I was bullying a little kid for having a purple eye and said, "Where'd you get that? Your mom? Your dad?"
After that, everyone in my group was laughing at the kid. The next day I never saw him again.
What's the difference between an orphan and an apple tree?
The apples get picked.
Why are the Americans bad at chess?
Because they lost 2 towers.
I made an orphan's website, but there was no homepage--because they don't have a home.
Why can't orphans play baseball? Cause they don't have homes to run to.
If an orphan took a picture, what would you call it? A family photo.
Was busy robbing a house as quietly as possible and saw a woman catching me in the act, decided to get her in on the act and gave away my location from the noise.
Did you hear about the midget who was beaten to death playing volleyball at a nudist colony?
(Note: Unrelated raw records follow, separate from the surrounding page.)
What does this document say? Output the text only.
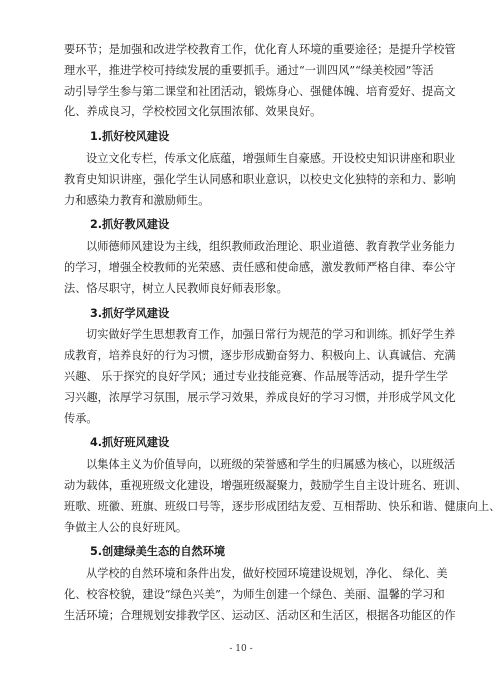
要环节；是加强和改进学校教育工作，优化育人环境的重要途径；是提升学校管
理水平，推进学校可持续发展的重要抓手。通过“一训四风”“绿美校园”等活
动引导学生参与第二课堂和社团活动，锻炼身心、强健体魄、培育爱好、提高文
化、养成良习，学校校园文化氛围浓郁、效果良好。

1.抓好校风建设

设立文化专栏，传承文化底蕴，增强师生自豪感。开设校史知识讲座和职业
教育史知识讲座，强化学生认同感和职业意识，以校史文化独特的亲和力、影响
力和感染力教育和激励师生。

2.抓好教风建设

以师德师风建设为主线，组织教师政治理论、职业道德、教育教学业务能力
的学习，增强全校教师的光荣感、责任感和使命感，激发教师严格自律、奉公守
法、恪尽职守，树立人民教师良好师表形象。

3.抓好学风建设

切实做好学生思想教育工作，加强日常行为规范的学习和训练。抓好学生养
成教育，培养良好的行为习惯，逐步形成勤奋努力、积极向上、认真诚信、充满
兴趣、 乐于探究的良好学风；通过专业技能竞赛、作品展等活动，提升学生学
习兴趣，浓厚学习氛围，展示学习效果，养成良好的学习习惯，并形成学风文化
传承。

4.抓好班风建设

以集体主义为价值导向，以班级的荣誉感和学生的归属感为核心，以班级活
动为载体，重视班级文化建设，增强班级凝聚力，鼓励学生自主设计班名、班训、
班歌、班徽、班旗、班级口号等，逐步形成团结友爱、互相帮助、快乐和谐、健康向上、
争做主人公的良好班风。

5.创建绿美生态的自然环境

从学校的自然环境和条件出发，做好校园环境建设规划，净化、 绿化、美
化、校容校貌，建设“绿色兴美”，为师生创建一个绿色、美丽、温馨的学习和
生活环境；合理规划安排教学区、运动区、活动区和生活区，根据各功能区的作

- 10 -
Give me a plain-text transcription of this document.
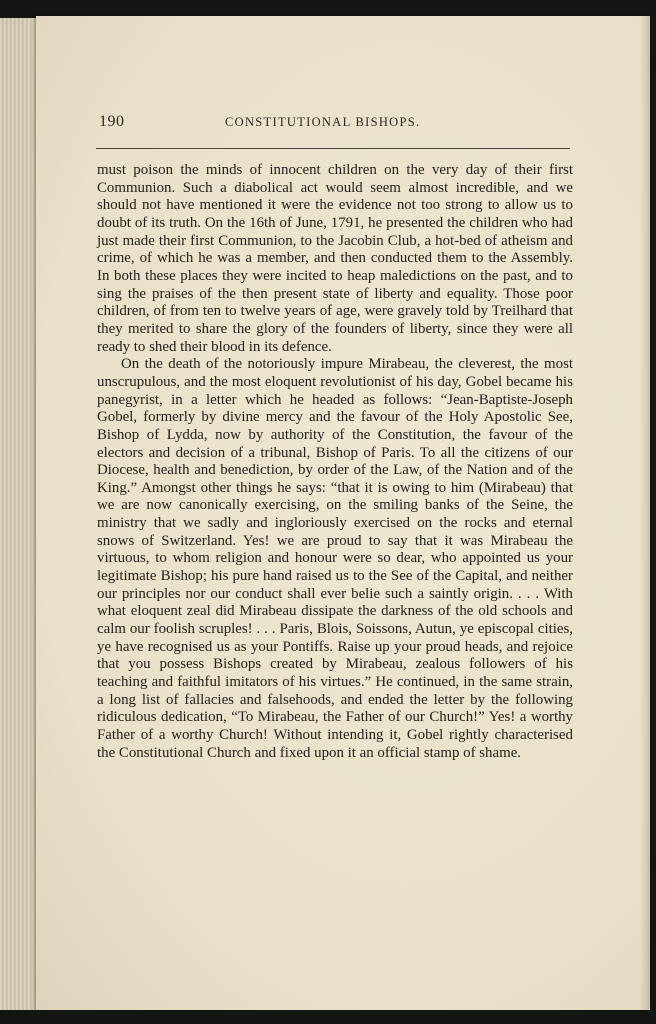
190	CONSTITUTIONAL BISHOPS.

must poison the minds of innocent children on the very day of their first Communion. Such a diabolical act would seem almost incredible, and we should not have mentioned it were the evidence not too strong to allow us to doubt of its truth. On the 16th of June, 1791, he presented the children who had just made their first Communion, to the Jacobin Club, a hot-bed of atheism and crime, of which he was a member, and then conducted them to the Assembly. In both these places they were incited to heap maledictions on the past, and to sing the praises of the then present state of liberty and equality. Those poor children, of from ten to twelve years of age, were gravely told by Treilhard that they merited to share the glory of the founders of liberty, since they were all ready to shed their blood in its defence.

On the death of the notoriously impure Mirabeau, the cleverest, the most unscrupulous, and the most eloquent revolutionist of his day, Gobel became his panegyrist, in a letter which he headed as follows: “Jean-Baptiste-Joseph Gobel, formerly by divine mercy and the favour of the Holy Apostolic See, Bishop of Lydda, now by authority of the Constitution, the favour of the electors and decision of a tribunal, Bishop of Paris. To all the citizens of our Diocese, health and benediction, by order of the Law, of the Nation and of the King.” Amongst other things he says: “that it is owing to him (Mirabeau) that we are now canonically exercising, on the smiling banks of the Seine, the ministry that we sadly and ingloriously exercised on the rocks and eternal snows of Switzerland. Yes! we are proud to say that it was Mirabeau the virtuous, to whom religion and honour were so dear, who appointed us your legitimate Bishop; his pure hand raised us to the See of the Capital, and neither our principles nor our conduct shall ever belie such a saintly origin. . . . With what eloquent zeal did Mirabeau dissipate the darkness of the old schools and calm our foolish scruples! . . . Paris, Blois, Soissons, Autun, ye episcopal cities, ye have recognised us as your Pontiffs. Raise up your proud heads, and rejoice that you possess Bishops created by Mirabeau, zealous followers of his teaching and faithful imitators of his virtues.” He continued, in the same strain, a long list of fallacies and falsehoods, and ended the letter by the following ridiculous dedication, “To Mirabeau, the Father of our Church!” Yes! a worthy Father of a worthy Church! Without intending it, Gobel rightly characterised the Constitutional Church and fixed upon it an official stamp of shame.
Why did Orphan become famous?
Because he didn't need parent permission.
Why did the orphan jump into the burning building?
It was too cold because they did not have a home.
Roses are white, violets are white, everything is white. I’m racist.
"Hey, kid, why are you so fat?"
"Why did you insult him? That's not nice."
"It won't matter, he's deaf."
Why are orphans lucky? Because they don’t need a license plate because they don’t have a home.
Any food an orphan has is a family-sized meal.
What is Armin Meiwes' ideal date? Dinner.
I found a place before called an orphanage, but when I was allowed in there were lots of kids, and I said, "Where's your parents? Oh yeah, you're orphans." Gosh, that was one heck of a day!
What was the name of the person who was mean?
The Canabully.
Why did the orphan finally go to church? So they could call someone "father."
A girl and dog get dropped off at an orphanage. Why was she crying before she went in? Because the people came back for their dog!